May Your Light Forever Shine
I'm Wondering...
...where Nader is going to fit into all this. Probably not coincidental that he's the same nationality as our djinni. I wonder if he's already involved in some way.
As Grover pointed out, Habib's trick in getting Simon instantly drunk shows us what may be a different side, so to speak, of the djinni than later events have suggested. It also opens up a situation where we don't know with certainty what happened between Simon's acquisition of the ring (assuming we can trust events that far) and his awakening with a hangover and Habib a long time later. How trustworthy is the guy? Is he really enslaved to Simon indefinitely, and is he required to tell him the truth?
Habib starts out as a lot of genies in this genre do, reacting literally to imprecise questions: Do you have a name? Yes. Can you get rid of this hangover? I can; do you want me to? But he doesn't keep it up when this superhero request comes. We don't know what he's doing during the three hours that he's gone, but it certainly doesn't seem constrained by the request having been too unspecific.
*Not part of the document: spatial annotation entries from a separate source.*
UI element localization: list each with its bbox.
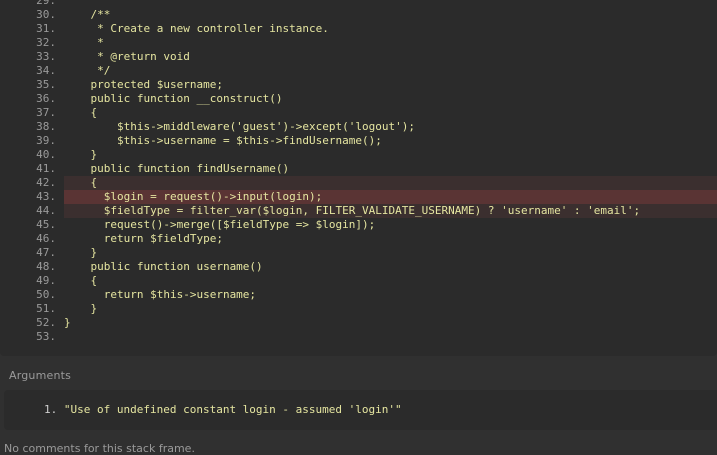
argument-item: 1. "Use of undefined constant login - as… — [44, 403, 402, 416]
code-text: } — [64, 246, 98, 259]
code-text: * Create a new controller instance. — [64, 22, 329, 35]
code-text: public function __construct() — [64, 92, 283, 105]
code-line: 41. public function findUsername() — [0, 162, 717, 176]
code-line: 34. */ — [0, 64, 717, 78]
code-line: 31. * Create a new controller instance. — [0, 22, 717, 36]
code-line: 29. — [0, 0, 717, 8]
code-line: 48. public function username() — [0, 260, 717, 274]
code-line: 32. * — [0, 36, 717, 50]
line-number: 44. — [36, 204, 56, 217]
line-number: 52. — [36, 316, 56, 329]
code-text: request()->merge([$fieldType => $login])… — [64, 218, 376, 231]
code-text: * — [64, 36, 104, 49]
code-line: 33. * @return void — [0, 50, 717, 64]
line-number: 32. — [36, 36, 56, 49]
line-number: 47. — [36, 246, 56, 259]
code-text: * @return void — [64, 50, 190, 63]
code-text: } — [64, 302, 98, 315]
code-line: 40. } — [0, 148, 717, 162]
line-number: 37. — [36, 106, 56, 119]
code-text: { — [64, 106, 98, 119]
code-line: 53. — [0, 330, 717, 344]
arguments-heading: Arguments — [9, 369, 72, 382]
code-line: 51. } — [0, 302, 717, 316]
line-number: 40. — [36, 148, 56, 161]
code-line: 49. { — [0, 274, 717, 288]
line-number: 35. — [36, 78, 56, 91]
line-number: 45. — [36, 218, 56, 231]
code-line: 30. /** — [0, 8, 717, 22]
line-number: 50. — [36, 288, 56, 301]
line-number: 48. — [36, 260, 56, 273]
argument-number: 1. — [44, 403, 58, 416]
code-text: /** — [64, 8, 111, 21]
line-number: 42. — [36, 176, 56, 189]
code-line: 47. } — [0, 246, 717, 260]
line-number: 46. — [36, 232, 56, 245]
code-line: 36. public function __construct() — [0, 92, 717, 106]
code-text: $this->username = $this->findUsername(); — [64, 134, 382, 147]
line-number: 36. — [36, 92, 56, 105]
code-text: protected $username; — [64, 78, 223, 91]
line-number: 43. — [36, 190, 56, 203]
code-text: public function username() — [64, 260, 263, 273]
code-text: $this->middleware('guest')->except('logo… — [64, 120, 415, 133]
code-line-context-highlight: 42. { — [36, 176, 717, 190]
code-line: 46. return $fieldType; — [0, 232, 717, 246]
line-number: 30. — [36, 8, 56, 21]
line-number: 31. — [36, 22, 56, 35]
line-number: 41. — [36, 162, 56, 175]
argument-value: "Use of undefined constant login - assum… — [63, 403, 402, 416]
code-line: 38. $this->middleware('guest')->except('… — [0, 120, 717, 134]
line-number: 49. — [36, 274, 56, 287]
code-line: 45. request()->merge([$fieldType => $log… — [0, 218, 717, 232]
arguments-panel: 1. "Use of undefined constant login - as… — [4, 390, 717, 430]
code-text: } — [64, 148, 98, 161]
line-number: 38. — [36, 120, 56, 133]
code-text: } — [64, 316, 71, 329]
line-number: 33. — [36, 50, 56, 63]
code-line: 37. { — [0, 106, 717, 120]
code-line: 50. return $this->username; — [0, 288, 717, 302]
line-number: 51. — [36, 302, 56, 315]
code-text: { — [64, 176, 98, 189]
code-text: public function findUsername() — [64, 162, 290, 175]
line-number: 34. — [36, 64, 56, 77]
code-text: return $fieldType; — [64, 232, 223, 245]
code-text: $fieldType = filter_var($login, FILTER_V… — [64, 204, 641, 217]
line-number: 53. — [36, 330, 56, 343]
code-text: return $this->username; — [64, 288, 257, 301]
code-line: 52.} — [0, 316, 717, 330]
code-line: 39. $this->username = $this->findUsernam… — [0, 134, 717, 148]
code-frame: 29. 30. /** 31. * Create a new controlle… — [0, 0, 717, 356]
code-lines: 29. 30. /** 31. * Create a new controlle… — [0, 0, 717, 344]
line-number: 39. — [36, 134, 56, 147]
code-line-context-highlight: 44. $fieldType = filter_var($login, FILT… — [36, 204, 717, 218]
code-line-error-highlight: 43. $login = request()->input(login); — [36, 190, 717, 204]
line-number: 29. — [36, 0, 56, 7]
code-text: $login = request()->input(login); — [64, 190, 323, 203]
code-text: */ — [64, 64, 111, 77]
code-text: { — [64, 274, 98, 287]
code-line: 35. protected $username; — [0, 78, 717, 92]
(I was surprised that Habib had seen superhero films, but he doesn't seem to be trapped in a ring as other genie stories would have it; Simon sees him here because Habib spoke to him invisibly when their paths first crossed, and Simon told him to show himself. So if his late master (if we trust Habib's claim) went to the movies, Habib would probably have been there with him.)
Anyway, it seems that we're about to get to the nitty gritty, so to speak. Looking forward to the transformation.
Eric
Well seems to me most djinn.....
Have a devilish streak in them so with that in mind one has to wonder just what is in store for Simon. I guess we'll all find out when Erin has some free time away from the BCTS roller coaster to do a little more writing! (LOL). (Hugs) Taarpa
I want to BE a Houri
I don't know what Simon is up to but he's a bit slow.